CUMHURİYET DÖNEMİNDE BAKANLAR KURULU KARARI İLE YASAKLANAN YAYINLAR 1923-1945 BÖLÜM 5

CUMHURİYET DÖNEMİNDE BAKANLAR KURULU KARARI İLE YASAKLANAN YAYINLAR 1923-1945  BÖLÜM 5


    Adana'da çıkarılan Bugün gazetesi 5.11.1940. tarihinden geçerli olmak üzere iki hafta süre ile dış politika aleyhine yazıları nedeni ile kapatılmışti[217]. Türkiye'nin komşu ülkelerle olan ilişkileri konusunda İnönü dönemindeki hassasiyetini gösterir bir başka örnek ise Reha Oğuz Türkkan tarafından yazılan Türkçülüğe Giriş adlı kitaba getirilen yasaklamadır[218]. Türkkan'ın kitabına ilişkin olarak Matbuat Umum Müdürlüğü'nün 7.2.1941 tarihinde Başvekalet Yüksek Makamına gönederilen yazıda, "Türkçülüğe Giriş" kitabı hakkında Hariciye Vekaletinin yüksek makamınıza arzedilen 29 Sonkanun 1941 tarih ve 1306/51 numaralı tezkeresinde, Sovyet Rusyadaki Türklar mevzuuna temas eden kısımlar hakkında, Sovyet Büyük Elçiliği tarafından Hariciye Vekaletine müracaatda bulunulduğundan bahisle harici münasebetlerin nezaket kesbettiği şu anda komşu devleti rencide edecek olan bu kitabın toplattırılması mütalaasında bulunulmaktadır". Denilmekteydi[219]. İkinci Dünya savaşı sırasında Almanya’nın Rusya’da ilerleyişi sonrasında Almanların teşvikiyle Türkiye’de gündeme gelen Turancı Akım Türkiye’nin dış politikası gereği başlangıçta hoşgörüyle karşılanmıştır. Ama daha sonra savaşın Almanya aleyhine dönmesiyle hükümet bu tür faaliyet ve yayınlara karşı tepki göstermiştir. Bu tepki 1944 yılı tutuklamaları ve 1945 yılında ise Türk asıllı mültecilerin ülkeye kabul edilmemesi ile zirveye ulaşacaktır.
    Türkiye'nın dostane ilişkiler içerisinde bulunduğu ülkeler aleyhine yayın yapmaktan İkdam gazetesi geçici olarak[220], İstanbul'da Fransıca olarak çıkarılan Journal d'Orient gazetesi Albert Karasu tarafından yazılan bir makele'de İspanya'nın Fas'a ilişkin politikasını eleştirmesi nedeniyle bir gün[221]Tasviri Efkar gazetesi Muharrem Feyzi Togay imazası ile yayınlanan ve o günlerde Bulgaristan'da meydana gelen olaylara değinen yazı nedeniyle geçici olarak kapatılmıştı[222].
    Sonuçta İnönü döneminde ülkenin dış politikası ve komşu devletlerle olan iyi ilişkilere zarar verebilecek yayınlara karşı gösterilen hassasiyet ülkenin takip ettiği dış politika ile örtüşüyordu. Nitekim bu politikalar meyvesini vermiş ve Türkiye II.Dünya Savaşına girmeyerek savaşın yarattığı olumsuzlukları en az yaşayan ülke olmuştur.
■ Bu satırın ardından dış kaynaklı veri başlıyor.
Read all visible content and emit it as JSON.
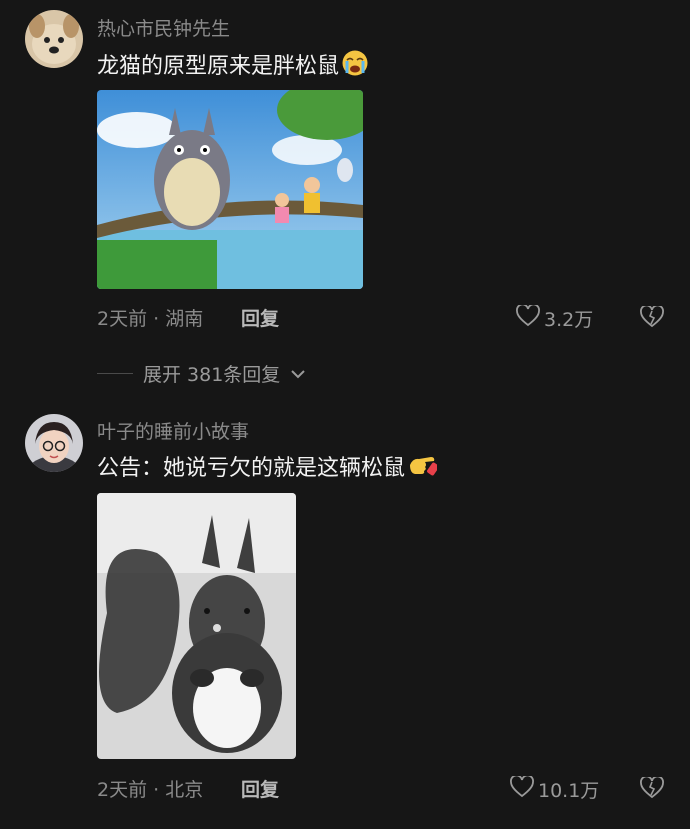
{
  "comments": [
    {
      "username": "热心市民钟先生",
      "text": "龙猫的原型原来是胖松鼠",
      "emoji": "crying-face-icon",
      "image": "totoro-fishing-image",
      "time": "2天前",
      "location": "湖南",
      "reply_label": "回复",
      "likes": "3.2万"
    },
    {
      "username": "叶子的睡前小故事",
      "text": "公告：她说亏欠的就是这辆松鼠",
      "emoji": "pointing-hand-icon",
      "image": "squirrel-photo",
      "time": "2天前",
      "location": "北京",
      "reply_label": "回复",
      "likes": "10.1万"
    }
  ],
  "expand_replies": "展开 381条回复",
  "colors": {
    "background": "#161616",
    "secondary_text": "#8a8a8a",
    "primary_text": "#f2f2f2"
  }
}
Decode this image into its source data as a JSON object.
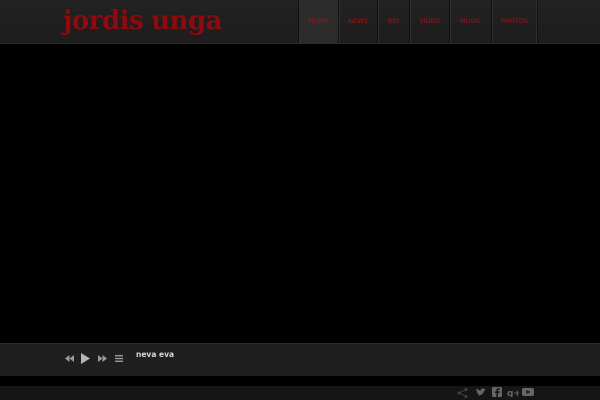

4-Dini propaganda yapan yayınlar.

    Atatürk ile birlikte Milli Mücadele'yi yürütmüş ve kazanılan zaferi takiben Atatürk tarafından yeni ve modern bir ulus devleti olama yolunda gerçekleştirilen ınkılapların gerek yapılma gerekse onların toplum tarafından benimsenmesinde çaba sarfetmiş olan İnönü'nün Atatürk'ün ölümü sonrasında yine aynı kararlılıkla yeni anlayışın devamı doğrultusunda bir tavır sergilediğini görmekteyiz.
    Bu anlamda gerek inkılaplara muhalefet edici, gerekse eskiye dönüş özlemi ile  yapılan yayınlara karşı bir titizlik gösterilmiştir. Bu bağlamda İstanbul'da basılan ve İsmail Nazım Ergenel tarafından yazılan En'ami Şerif adlı bröşür toplattırılmıştır[223]. Yine aynı konuda İsatanbul'da Mustafa Kocabaş tarafından yazılmış olan Din Klavuzu adlı eser[224]İman ve Amel adlı kitap[225], Ayet, Hadis ve ahlaki öğütleri içeren Arapça levhalar[226]Dua Mecmuası adlı broşür[227]Çocuklarımıza Din Okuma Kitabı adlı eser[228]ve Tam ve İlaveli Mevlüdü Nebi adlı kitabın satışının yasaklandığını görüyoruz[229].
    Yönetim bu konuda sadece İslami eserler konusunda hassas olmayıp, İstanbul'da 15.yyz.mistiklerinden Thomas A.Kempıs'tan S.Nuri imazası ile tercüme edilen Imitation yahut Mesihe Uymak adlı kitabın satışınıda yasaklamıştır[230].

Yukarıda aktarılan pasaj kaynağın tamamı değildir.